Home Depot's Dennis Donovan says that "nobody believed that we could implement this amount of change is such a short period of time."
By Martin Booe
Comments 0 | Recommend 0

ecalling his early days in the spring of 2001 as executive vice president of human resources at Home Depot Inc., Dennis Donovan says he felt a sense of homecoming.

    As the son of a hardware store owner in Gardner, Massachusetts, he had, in a way, come full circle. Even today, his now retired 85-year-old father, Frank Donovan, still provides him with professional expertise.

    "He goes in our stores and gives me the scoop on how we’re doing," Donovan says. "He knows this business cold."

    Though Donovan himself knows a thing or two about home improvement, it’s human resources where he’s proved himself to be one of the sharpest tools in the shed.

    Among the nation’s 10 highest-paid human resources leaders, he’s No. 2, pulling in more than $5.4 million in total compensation, according to Workforce Management’s 2004 list of the 10 Highest-Paid Human Resources Executives.

    "When people ask what I do, I say, ‘I change things,’ " Donovan notes with typical understatement. "Every time I start a new job, it’s to put in the infrastructure so the organization can change effectively."

    Donovan’s manner and casual dress are low-key, but there’s nothing laid-back about the way the 55-year-old executive works.
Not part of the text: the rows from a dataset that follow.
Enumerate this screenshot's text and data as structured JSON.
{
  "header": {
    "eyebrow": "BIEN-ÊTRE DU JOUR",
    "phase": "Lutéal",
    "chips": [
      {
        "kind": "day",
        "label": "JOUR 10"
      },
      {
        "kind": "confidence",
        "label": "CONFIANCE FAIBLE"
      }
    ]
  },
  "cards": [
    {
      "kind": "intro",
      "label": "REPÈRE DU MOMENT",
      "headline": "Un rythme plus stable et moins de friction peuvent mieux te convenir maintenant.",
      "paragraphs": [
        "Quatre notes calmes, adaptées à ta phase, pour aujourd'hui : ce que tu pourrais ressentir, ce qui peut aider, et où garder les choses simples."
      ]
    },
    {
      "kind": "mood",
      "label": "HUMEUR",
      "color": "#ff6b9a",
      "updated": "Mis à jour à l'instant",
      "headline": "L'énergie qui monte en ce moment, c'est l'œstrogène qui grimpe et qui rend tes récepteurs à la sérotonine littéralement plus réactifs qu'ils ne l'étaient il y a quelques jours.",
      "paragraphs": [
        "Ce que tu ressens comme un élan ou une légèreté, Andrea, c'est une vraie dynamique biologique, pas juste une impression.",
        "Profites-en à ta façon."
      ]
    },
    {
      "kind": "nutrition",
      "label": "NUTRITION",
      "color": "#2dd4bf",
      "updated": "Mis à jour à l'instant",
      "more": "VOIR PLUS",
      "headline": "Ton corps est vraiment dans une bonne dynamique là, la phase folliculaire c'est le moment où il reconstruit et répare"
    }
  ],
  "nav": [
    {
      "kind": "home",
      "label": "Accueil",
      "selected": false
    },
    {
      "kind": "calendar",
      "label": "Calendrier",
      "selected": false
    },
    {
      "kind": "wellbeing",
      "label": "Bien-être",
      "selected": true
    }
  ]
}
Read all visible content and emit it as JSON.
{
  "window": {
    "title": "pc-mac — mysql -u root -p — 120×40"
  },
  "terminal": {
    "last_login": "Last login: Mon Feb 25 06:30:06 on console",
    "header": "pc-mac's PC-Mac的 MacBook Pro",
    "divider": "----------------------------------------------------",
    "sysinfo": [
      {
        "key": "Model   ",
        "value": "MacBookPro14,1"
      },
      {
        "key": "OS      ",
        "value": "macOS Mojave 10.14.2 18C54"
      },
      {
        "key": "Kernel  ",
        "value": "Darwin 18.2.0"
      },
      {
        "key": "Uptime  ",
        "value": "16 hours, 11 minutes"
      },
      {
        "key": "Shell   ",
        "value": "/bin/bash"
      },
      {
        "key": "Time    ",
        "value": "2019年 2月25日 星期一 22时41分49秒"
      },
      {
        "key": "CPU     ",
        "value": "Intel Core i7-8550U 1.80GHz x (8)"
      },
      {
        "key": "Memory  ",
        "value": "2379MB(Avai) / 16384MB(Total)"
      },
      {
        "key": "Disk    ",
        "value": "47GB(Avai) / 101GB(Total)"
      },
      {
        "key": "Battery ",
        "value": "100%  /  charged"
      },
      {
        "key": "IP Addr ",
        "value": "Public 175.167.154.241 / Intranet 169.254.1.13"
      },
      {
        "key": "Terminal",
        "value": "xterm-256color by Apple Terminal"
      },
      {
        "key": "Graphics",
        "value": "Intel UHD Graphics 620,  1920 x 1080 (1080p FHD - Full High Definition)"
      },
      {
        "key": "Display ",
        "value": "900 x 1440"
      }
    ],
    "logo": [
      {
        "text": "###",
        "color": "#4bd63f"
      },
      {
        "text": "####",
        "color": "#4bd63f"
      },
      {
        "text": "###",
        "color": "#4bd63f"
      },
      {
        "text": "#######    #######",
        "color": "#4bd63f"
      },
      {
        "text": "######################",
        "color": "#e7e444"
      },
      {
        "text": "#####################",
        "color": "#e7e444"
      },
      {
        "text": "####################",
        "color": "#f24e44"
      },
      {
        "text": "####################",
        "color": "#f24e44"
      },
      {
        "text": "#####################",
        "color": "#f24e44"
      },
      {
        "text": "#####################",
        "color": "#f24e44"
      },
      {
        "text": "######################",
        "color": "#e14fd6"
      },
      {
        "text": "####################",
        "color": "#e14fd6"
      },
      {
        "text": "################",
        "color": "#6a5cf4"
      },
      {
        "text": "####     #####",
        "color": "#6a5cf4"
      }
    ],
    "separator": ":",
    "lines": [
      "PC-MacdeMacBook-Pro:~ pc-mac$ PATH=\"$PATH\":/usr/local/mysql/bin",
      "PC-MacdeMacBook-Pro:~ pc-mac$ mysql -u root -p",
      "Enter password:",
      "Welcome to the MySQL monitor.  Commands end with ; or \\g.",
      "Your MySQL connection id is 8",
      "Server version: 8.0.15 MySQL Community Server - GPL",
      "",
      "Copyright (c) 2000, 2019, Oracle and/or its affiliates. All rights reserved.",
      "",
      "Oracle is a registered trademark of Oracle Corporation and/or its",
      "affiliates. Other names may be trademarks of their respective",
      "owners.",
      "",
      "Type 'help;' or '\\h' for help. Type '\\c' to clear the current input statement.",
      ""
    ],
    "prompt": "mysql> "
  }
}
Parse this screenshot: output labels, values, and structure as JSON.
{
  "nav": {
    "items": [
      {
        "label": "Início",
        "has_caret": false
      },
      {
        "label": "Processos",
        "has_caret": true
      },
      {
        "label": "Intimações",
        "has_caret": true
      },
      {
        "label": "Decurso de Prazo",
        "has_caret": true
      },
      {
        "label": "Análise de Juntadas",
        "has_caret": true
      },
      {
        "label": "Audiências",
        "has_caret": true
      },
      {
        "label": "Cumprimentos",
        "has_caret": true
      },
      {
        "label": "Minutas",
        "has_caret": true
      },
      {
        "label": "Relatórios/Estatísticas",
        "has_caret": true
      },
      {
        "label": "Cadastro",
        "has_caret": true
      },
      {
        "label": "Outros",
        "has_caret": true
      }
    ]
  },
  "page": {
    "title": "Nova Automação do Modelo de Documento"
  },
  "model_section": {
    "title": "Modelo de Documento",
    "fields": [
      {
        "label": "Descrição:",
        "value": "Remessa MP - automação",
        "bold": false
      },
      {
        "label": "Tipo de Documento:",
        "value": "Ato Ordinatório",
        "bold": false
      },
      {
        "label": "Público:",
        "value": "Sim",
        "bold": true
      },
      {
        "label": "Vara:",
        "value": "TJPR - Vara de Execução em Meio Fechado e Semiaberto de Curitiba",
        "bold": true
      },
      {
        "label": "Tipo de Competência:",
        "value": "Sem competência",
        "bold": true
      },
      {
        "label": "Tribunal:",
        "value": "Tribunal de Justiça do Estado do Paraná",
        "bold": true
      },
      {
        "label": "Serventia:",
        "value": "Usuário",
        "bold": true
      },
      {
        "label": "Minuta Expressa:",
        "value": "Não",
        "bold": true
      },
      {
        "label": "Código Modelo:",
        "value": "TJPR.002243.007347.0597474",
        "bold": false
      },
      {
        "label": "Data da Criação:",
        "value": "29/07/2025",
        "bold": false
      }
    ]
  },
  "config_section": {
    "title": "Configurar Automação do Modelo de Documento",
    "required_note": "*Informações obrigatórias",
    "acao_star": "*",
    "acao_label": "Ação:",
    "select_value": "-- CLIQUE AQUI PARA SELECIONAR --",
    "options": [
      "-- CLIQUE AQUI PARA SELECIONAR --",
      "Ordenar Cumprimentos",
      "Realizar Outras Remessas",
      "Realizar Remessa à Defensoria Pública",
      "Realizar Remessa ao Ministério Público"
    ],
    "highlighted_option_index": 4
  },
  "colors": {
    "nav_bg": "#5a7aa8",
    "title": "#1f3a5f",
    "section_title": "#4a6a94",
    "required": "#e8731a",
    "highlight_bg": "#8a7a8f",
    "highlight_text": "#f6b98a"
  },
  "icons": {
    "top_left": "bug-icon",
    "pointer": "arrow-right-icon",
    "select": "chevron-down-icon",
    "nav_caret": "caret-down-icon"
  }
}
    "When I came here and started outlining what we were going to do, I think people thought I was crazy," he says. "Nobody believed that we could implement this amount of change in such a short period of time."

    His immediate challenge was to place a human resources person in every store. The cost to the company was a penny a share, but Donovan garnered support for the initiative and filled 1,300 human resources slots in 12 weeks.

    He’s a big believer in the power of momentum. "Velocity," he says, "is our friend in the game of change."

    Donovan’s résumé includes stints as senior vice president of human resources at Raytheon Co. and chief of human resources for the power systems business at General Electric Co., where he formed a close relationship with Home Depot CEO Bob Nardelli.

    "I can definitely say I came to Home Depot because of Bob Nardelli," he says.

    Donovan, a fellow of the National Academy of Human Resources and a member of its board of directors, earned a bachelor’s degree in industrial relations in 1971 and an MBA in 1972 from the University of Massachusetts. While working for General Electric, he also earned a law degree in 1979 from Western New England College School of Law.

    Donovan says he’s been fascinated with human resources since he worked at a furniture factory as a high school student.

    "I saw people working incredibly hard and not being treated that well, and I just got so interested in the employment relationships and how important work was in people’s lives," he says. "I saw some people who were lousy leaders--and I worked for one--and you’d find yourself sitting there hoping they’d fail rather than working hard to help them to succeed.

    "Then there were others who were terrific leaders, and I watched how they got their people behind them."

    For a man who has plenty of experience in restructuring and downsizing, he says that the responsibility of adding about 100,000 new jobs in the past few years has been a distinct pleasure.

    "I absolutely have a lot more fun growing a business than restructuring or consolidating one," he says.